Шура, походу, успела смыться, прихватив с собой совёнка. Понимает, что нам с Лерой надо серьёзно поговорить. Но сил на такой подвиг уже нет. Подустал я сегодня. Решим вопрос завтра. Разом — и расскажем, и покажем.
В комнате Лера к Маше меня ревностно не подпускает — всё сама. Одевает дочь и измеряет ей температуру. Чуток выше нормы. Подозреваю, через полчаса Маша будет в полном порядке.
— Убедилась? — я стягиваю с себя футболку, джинсы и заваливаюсь на диван.
— Посмотрим, — Лера хмурится. — Зачем ты таскал Машу по огороду?
— Просто успокаивал и ждал, когда температура спадёт.
— А во дворе нельзя было это сделать? — мать моей дочери задаёт абсолютно резонный вопрос.
— Лер, давай завтра обсудим. Я дико устал.
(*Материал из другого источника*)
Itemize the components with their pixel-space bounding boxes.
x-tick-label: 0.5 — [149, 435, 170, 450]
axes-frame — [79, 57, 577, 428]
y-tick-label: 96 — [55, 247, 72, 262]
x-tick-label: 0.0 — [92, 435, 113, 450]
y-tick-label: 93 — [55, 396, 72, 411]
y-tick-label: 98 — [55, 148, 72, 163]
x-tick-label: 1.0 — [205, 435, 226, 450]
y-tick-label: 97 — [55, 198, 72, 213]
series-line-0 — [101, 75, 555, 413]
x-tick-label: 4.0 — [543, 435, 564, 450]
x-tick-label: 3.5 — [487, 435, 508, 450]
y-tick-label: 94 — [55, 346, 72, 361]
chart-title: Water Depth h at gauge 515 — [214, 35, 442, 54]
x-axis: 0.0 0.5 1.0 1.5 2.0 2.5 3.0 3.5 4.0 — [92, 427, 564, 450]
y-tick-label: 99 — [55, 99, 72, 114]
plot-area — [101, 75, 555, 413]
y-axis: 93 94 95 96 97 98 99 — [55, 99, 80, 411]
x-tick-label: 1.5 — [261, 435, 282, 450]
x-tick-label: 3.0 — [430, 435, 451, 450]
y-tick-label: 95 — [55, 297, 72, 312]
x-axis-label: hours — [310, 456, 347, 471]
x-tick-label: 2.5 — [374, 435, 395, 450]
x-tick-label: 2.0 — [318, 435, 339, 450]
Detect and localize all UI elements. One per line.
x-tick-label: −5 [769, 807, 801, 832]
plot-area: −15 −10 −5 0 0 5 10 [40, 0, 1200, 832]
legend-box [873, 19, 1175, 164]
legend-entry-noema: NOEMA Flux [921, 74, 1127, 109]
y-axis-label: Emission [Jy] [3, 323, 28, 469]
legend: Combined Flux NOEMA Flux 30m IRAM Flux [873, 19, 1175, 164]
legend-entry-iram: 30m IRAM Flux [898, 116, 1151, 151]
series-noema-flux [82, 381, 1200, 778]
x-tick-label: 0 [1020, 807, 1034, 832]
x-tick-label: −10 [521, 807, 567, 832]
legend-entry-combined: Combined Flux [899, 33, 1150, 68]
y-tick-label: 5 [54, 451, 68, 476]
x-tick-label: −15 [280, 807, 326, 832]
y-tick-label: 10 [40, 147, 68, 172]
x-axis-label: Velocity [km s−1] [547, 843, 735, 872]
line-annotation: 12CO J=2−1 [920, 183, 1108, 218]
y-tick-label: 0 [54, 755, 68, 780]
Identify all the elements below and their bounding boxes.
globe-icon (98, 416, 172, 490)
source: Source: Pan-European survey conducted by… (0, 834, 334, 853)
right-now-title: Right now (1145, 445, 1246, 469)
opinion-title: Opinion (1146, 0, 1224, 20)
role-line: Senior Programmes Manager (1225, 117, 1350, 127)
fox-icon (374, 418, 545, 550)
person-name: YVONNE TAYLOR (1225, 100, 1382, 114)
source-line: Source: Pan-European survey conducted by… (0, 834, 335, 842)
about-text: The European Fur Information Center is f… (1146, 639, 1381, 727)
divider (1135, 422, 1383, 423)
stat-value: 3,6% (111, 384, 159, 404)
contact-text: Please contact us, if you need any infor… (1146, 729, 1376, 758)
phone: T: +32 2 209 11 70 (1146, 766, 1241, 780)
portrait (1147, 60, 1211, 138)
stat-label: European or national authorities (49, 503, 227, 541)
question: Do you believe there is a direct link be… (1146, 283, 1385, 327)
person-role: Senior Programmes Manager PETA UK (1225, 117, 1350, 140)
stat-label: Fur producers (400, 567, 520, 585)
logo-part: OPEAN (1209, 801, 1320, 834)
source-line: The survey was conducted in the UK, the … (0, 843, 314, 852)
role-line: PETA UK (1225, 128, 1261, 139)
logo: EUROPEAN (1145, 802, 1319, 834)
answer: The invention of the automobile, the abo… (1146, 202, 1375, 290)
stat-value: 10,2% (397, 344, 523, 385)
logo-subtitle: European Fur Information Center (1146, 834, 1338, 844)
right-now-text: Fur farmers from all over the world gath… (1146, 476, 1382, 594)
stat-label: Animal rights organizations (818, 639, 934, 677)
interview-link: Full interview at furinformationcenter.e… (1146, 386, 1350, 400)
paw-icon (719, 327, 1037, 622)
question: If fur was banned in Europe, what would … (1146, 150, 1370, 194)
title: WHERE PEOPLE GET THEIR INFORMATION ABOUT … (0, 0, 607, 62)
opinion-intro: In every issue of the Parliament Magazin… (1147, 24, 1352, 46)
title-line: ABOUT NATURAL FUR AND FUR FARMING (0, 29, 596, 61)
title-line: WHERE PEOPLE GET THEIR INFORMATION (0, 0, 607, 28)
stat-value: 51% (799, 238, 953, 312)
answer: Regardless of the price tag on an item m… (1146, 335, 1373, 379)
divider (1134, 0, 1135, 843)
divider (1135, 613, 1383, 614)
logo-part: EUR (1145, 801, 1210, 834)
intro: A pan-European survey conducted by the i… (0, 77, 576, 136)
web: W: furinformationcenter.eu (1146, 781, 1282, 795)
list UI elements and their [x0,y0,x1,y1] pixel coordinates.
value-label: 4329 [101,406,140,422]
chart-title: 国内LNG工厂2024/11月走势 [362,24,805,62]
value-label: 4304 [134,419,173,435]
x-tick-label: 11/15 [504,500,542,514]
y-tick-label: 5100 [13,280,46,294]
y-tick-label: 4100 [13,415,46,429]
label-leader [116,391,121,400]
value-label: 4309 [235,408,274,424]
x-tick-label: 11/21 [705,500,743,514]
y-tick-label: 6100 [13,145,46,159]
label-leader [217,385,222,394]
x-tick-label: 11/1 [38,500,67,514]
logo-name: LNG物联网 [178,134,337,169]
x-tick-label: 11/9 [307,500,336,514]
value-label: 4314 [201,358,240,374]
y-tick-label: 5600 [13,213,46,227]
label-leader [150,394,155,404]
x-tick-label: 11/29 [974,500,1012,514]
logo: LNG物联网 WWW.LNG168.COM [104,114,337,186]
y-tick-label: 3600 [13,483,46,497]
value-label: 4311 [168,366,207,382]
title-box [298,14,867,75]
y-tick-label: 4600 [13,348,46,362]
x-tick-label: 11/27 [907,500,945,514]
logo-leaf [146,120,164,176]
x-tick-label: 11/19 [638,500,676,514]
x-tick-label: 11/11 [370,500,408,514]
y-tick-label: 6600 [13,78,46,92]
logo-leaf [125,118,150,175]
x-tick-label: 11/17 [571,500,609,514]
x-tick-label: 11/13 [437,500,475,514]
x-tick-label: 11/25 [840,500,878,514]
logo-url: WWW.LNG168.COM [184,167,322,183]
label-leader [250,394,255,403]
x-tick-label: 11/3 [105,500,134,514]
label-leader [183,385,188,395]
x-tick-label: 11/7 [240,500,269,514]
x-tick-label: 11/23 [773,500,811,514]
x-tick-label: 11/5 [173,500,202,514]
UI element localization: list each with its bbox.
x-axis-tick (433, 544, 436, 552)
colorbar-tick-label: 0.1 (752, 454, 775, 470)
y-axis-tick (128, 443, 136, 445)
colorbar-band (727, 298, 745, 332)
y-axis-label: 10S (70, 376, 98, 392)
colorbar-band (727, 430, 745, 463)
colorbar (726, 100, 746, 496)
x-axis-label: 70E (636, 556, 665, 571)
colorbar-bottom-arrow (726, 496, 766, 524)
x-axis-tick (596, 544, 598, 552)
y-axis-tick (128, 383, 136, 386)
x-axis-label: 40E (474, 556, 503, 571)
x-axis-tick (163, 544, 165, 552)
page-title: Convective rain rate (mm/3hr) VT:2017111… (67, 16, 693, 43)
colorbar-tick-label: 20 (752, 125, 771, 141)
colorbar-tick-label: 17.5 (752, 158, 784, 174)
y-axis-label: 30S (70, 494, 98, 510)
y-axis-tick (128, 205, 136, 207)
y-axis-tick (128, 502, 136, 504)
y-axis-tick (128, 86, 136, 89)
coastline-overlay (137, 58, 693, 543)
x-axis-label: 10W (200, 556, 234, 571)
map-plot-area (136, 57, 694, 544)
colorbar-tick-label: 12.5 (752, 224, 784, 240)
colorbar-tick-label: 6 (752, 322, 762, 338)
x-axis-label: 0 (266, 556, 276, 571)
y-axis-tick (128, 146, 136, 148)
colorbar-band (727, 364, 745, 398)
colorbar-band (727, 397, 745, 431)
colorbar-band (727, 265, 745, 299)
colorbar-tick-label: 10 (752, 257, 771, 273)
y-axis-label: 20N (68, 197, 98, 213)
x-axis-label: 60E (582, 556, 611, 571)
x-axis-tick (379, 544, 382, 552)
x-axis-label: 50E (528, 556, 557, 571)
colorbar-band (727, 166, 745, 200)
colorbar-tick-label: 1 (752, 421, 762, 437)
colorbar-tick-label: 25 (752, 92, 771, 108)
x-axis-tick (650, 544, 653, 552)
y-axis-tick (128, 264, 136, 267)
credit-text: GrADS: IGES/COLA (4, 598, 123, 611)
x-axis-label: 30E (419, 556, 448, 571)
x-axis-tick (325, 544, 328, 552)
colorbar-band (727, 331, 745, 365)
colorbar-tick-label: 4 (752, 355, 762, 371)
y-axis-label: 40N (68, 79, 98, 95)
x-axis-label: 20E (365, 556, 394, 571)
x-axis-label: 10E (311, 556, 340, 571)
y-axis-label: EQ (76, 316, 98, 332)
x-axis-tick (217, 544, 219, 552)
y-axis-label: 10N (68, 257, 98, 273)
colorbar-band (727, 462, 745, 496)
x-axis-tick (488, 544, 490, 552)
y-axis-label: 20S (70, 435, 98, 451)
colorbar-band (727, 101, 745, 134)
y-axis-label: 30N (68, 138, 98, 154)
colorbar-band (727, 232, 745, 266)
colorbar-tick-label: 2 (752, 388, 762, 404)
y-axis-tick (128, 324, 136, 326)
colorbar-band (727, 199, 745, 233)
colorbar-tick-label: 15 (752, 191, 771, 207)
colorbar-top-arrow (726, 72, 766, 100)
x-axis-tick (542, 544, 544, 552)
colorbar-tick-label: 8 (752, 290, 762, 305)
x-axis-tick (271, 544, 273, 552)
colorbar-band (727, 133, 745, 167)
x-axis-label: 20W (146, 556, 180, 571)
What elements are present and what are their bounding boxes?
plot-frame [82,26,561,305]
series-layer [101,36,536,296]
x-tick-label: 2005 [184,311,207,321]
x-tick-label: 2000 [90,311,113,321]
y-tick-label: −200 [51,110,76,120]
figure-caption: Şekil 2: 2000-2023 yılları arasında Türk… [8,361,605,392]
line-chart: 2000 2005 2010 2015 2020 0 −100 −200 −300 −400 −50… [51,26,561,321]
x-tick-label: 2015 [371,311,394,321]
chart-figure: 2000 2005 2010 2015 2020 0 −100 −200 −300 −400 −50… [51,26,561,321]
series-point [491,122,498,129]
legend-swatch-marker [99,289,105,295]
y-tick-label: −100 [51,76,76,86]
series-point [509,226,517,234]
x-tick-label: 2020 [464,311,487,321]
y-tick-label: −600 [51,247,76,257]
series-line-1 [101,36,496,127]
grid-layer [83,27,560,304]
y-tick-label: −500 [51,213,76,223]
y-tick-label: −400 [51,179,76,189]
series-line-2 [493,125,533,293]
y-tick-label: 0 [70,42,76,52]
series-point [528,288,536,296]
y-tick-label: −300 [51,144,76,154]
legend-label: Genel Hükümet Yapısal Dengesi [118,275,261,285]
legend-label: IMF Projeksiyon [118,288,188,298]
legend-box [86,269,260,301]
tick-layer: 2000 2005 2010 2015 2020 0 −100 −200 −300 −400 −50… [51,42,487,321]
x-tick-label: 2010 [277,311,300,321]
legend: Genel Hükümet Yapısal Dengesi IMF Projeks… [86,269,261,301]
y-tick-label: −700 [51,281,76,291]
Маша, сладко зевнув, кладёт голову на плечо маме. Ребёнок тоже вымотался — жар, нервы, оборот. Спать она будет сегодня особенно крепко.
— Покачать? — приподнимаюсь на локтях.
— Нет, — Лера мотает головой. — Ты устал, отдыхай.
Всё-всё, молчу! Не лезу. Забавная она у меня и самая лучшая.
— Давай тогда, — зевнув, опускаюсь на подушку, — я тебя жду.
— Ты на диване спать собираешься? — Лера косится на меня, расхаживая по комнате с дочкой на руках.
Нет, я на диван в трусах просто так улёгся. Ясное дело — собираюсь спать.
— Да. И ты тоже, — отвечаю с довольной улыбкой.
— К-хм…
Прекрасная нота, чтобы закончить не начавшийся спор. Надувной матрас, который я припёр, чтобы не спать на полу, не пригодился. У меня есть женщина, и я хочу засыпать и просыпаться рядом с ней.
Глава 24
Глубокая ночь, а я, мокрая с головы до пяток, выгребаю из леса. У меня сегодня был отвратительный день. Возможно, один из худших в жизни.
С утра всё вроде шло неплохо. Я прибрала в доме, приготовила обед и даже научила Васю колоть дрова. У него стало неплохо получаться. Он так разошёлся, что забыл обо всём на свете. Коло и колол, а я подумала — чего парня от дел отрывать? Короче, пошла в магазин за хлебом сама. Ой, зря-я… Я не знала, что люди больные на всю голову!
Продавщица в магазине сказала, что за хлеб ей нужно дать деньги. Деньги, блин, за хлеб! У нас в стае есть хлебная лавка, но туда все приходят без денег. Просто берут хлеб и уходят. Я понимаю — оплатить сотовую связь. Или там, не знаю… одежду в магазине купить. Но чтобы хлеб за деньги?! Да у них в магазине вообще всё за деньги, ничего бесплатного нет. Дикие какие-то, честное слово. Или просто жадные.